As you described, the greatest collaboration that I do occurs with teachers in other states and countries. With my elementary kids involved in Internet projects (Kidlink for example) and using email and skype, I exchange ideas and learn far more from my remote colleagues than from anyone in my local area. It was frustrating for a few years, but I guess I have just become resolved as you expressed, that I will go to where the curiosity is, where the interest is, where the needs to connect and share learning are. I've found classrooms in Taiwan and Japan, for example, that are eager and hungry for interaction. I love it. My kids have the chance to express what they are learning with kids from other cultures using various tools, blogs, email whatever. At the same time, we begin to understand the languages of our friends. My spelling tests for the last 5 years have integrated basic Chinese phrases - and the kids love it, and it finds its way into their email: xie xie, zei jian, dui bu qi, ni hao, hau chu ji le, and so on.

So on we go, using these wonderful connective tools and engines. As a teacher, I feel a little isolated sometimes in my own building, but it all changes when I get the thrill of logging on to a weboffice in Taipei and teaching 10th graders, or when the kids create and send videos to our classroom partners without my assistance, or a Skype call comes in when I'm teaching a lesson and we all stop to see who is calling: Taiwan? Michigan? Missouri? Washington?

Terry
Hannibal, Missouri
Yes, yes, and yes. The bottom line is to do with our primary responsibility as educators. It's those in our classrooms (I think), and if we have tools to engage, enthuse, enable and release our classroom community, we should use them. (Anyone remember Teaching as a Subversive Activity by Postman and Weingartner?) We need to be subversive for this generation, and then if there are colleagues who'll catch some of the drift, that's fine. If the administrators and managers can't catch on, well - too bad. We may need to provide them with their measures for their reports and KPI's - but behind that interface we can get a fair distance with education. I want to see minds on fire, thinking, analysing, reflecting; discovering the joy of knowing things and thinking new thoughts - producing and not just consuming.
And this manifesto applies whether the tools are technological or other - and whether we are didacts or constructivists. I have to be true to my educational convictions, no matter the flavour of the month, or last month. It's yours and my passion and integrity which are our responsibility in our classrooms - and if we deny our own passion and our own integrity as teachers, then the businessspeak guru's have won, and illiberal education will trample its muddy dogmatic feet over everything.
But let despair sap our energy, and the growing generation has lost our unique contribution in their lives.

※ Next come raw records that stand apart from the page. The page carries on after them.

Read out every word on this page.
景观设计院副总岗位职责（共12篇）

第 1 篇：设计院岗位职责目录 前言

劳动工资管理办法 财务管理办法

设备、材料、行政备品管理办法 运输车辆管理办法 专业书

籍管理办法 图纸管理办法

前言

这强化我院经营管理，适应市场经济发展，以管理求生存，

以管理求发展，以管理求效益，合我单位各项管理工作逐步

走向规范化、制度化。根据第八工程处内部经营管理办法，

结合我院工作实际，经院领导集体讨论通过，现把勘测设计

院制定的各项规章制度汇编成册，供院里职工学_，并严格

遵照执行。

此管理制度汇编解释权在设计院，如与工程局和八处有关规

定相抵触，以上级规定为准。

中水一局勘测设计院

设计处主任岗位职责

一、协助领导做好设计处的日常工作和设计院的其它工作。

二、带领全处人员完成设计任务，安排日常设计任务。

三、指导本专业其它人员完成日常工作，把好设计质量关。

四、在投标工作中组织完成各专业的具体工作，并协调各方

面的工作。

Yes, Ian, I remember Teaching as a Subversive Activity!

Your "recipe" for handling this transition in education is great. Keep heart, keep going. Be true to our convictions, teach with passion. Words to the Wise!
Thank you all for your thoughtful responses to my post.

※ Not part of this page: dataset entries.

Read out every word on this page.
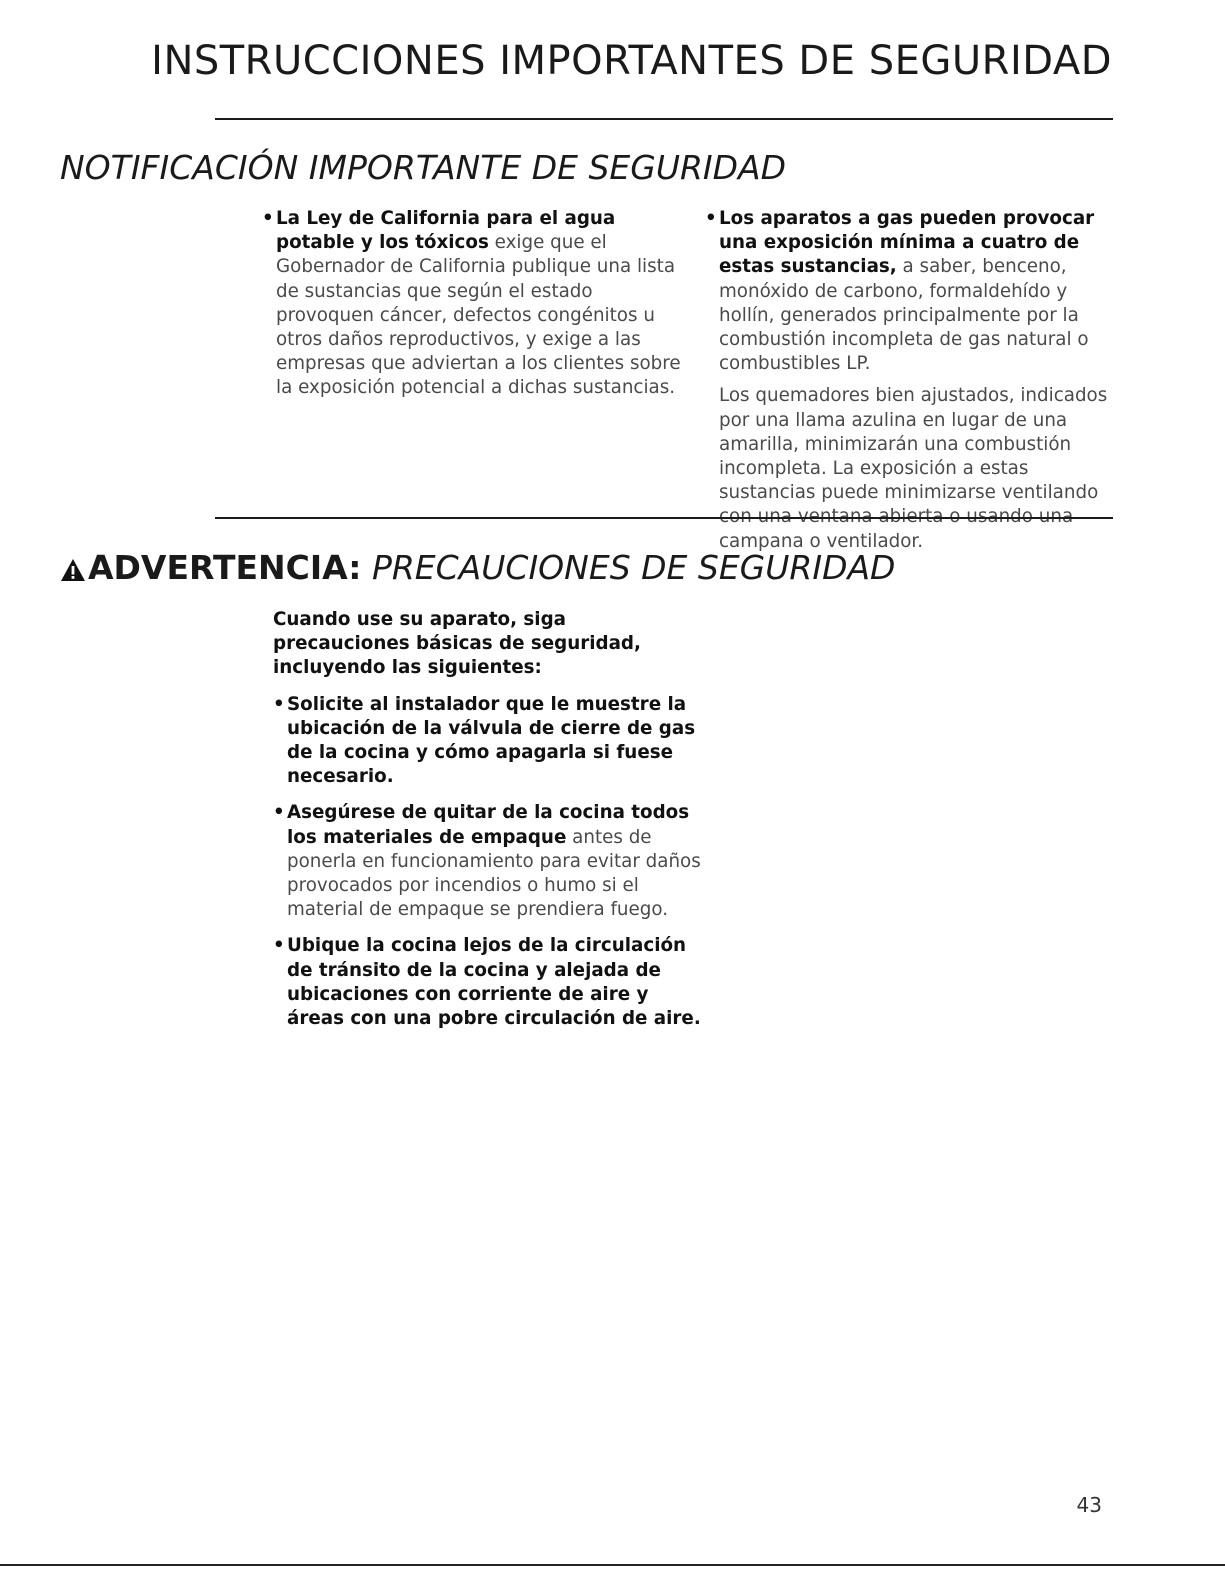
INSTRUCCIONES IMPORTANTES DE SEGURIDAD
NOTIFICACIÓN IMPORTANTE DE SEGURIDAD
• La Ley de California para el agua potable y los tóxicos exige que el Gobernador de California publique una lista de sustancias que según el estado provoquen cáncer, defectos congénitos u otros daños reproductivos, y exige a las empresas que adviertan a los clientes sobre la exposición potencial a dichas sustancias.

• Los aparatos a gas pueden provocar una exposición mínima a cuatro de estas sustancias, a saber, benceno, monóxido de carbono, formaldehído y hollín, generados principalmente por la combustión incompleta de gas natural o combustibles LP.

Los quemadores bien ajustados, indicados por una llama azulina en lugar de una amarilla, minimizarán una combustión incompleta. La exposición a estas sustancias puede minimizarse ventilando con una ventana abierta o usando una campana o ventilador.

ADVERTENCIA: PRECAUCIONES DE SEGURIDAD

Cuando use su aparato, siga precauciones básicas de seguridad, incluyendo las siguientes:

• Solicite al instalador que le muestre la ubicación de la válvula de cierre de gas de la cocina y cómo apagarla si fuese necesario.

• Asegúrese de quitar de la cocina todos los materiales de empaque antes de ponerla en funcionamiento para evitar daños provocados por incendios o humo si el material de empaque se prendiera fuego.

• Ubique la cocina lejos de la circulación de tránsito de la cocina y alejada de ubicaciones con corriente de aire y áreas con una pobre circulación de aire.

43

You have reminded me, among other things, that we must separate discussions about Web 2.0 per se from discussions about motivation among teachers themselves.
. I work every day with teachers who are not there, in my opinion, for the right reason. They lack the heartfelt belief that their profession is a CALLING, a vocation, something they were destined to do. They’re counting the days until retirement. Whether Web 2.0 exists doesn’t matter for these teachers.
Have you ever noticed that you can just walk into a classroom and immediately TELL whether the teacher belongs there or not? The expressions on the kids’ faces, the atmosphere in the room, the ‘vibes’—you can just tell if learning is taking place or not.
It can be discouraging—but it’s also great to have such wonderful colleagues and friends as you people on Classroom 2.0!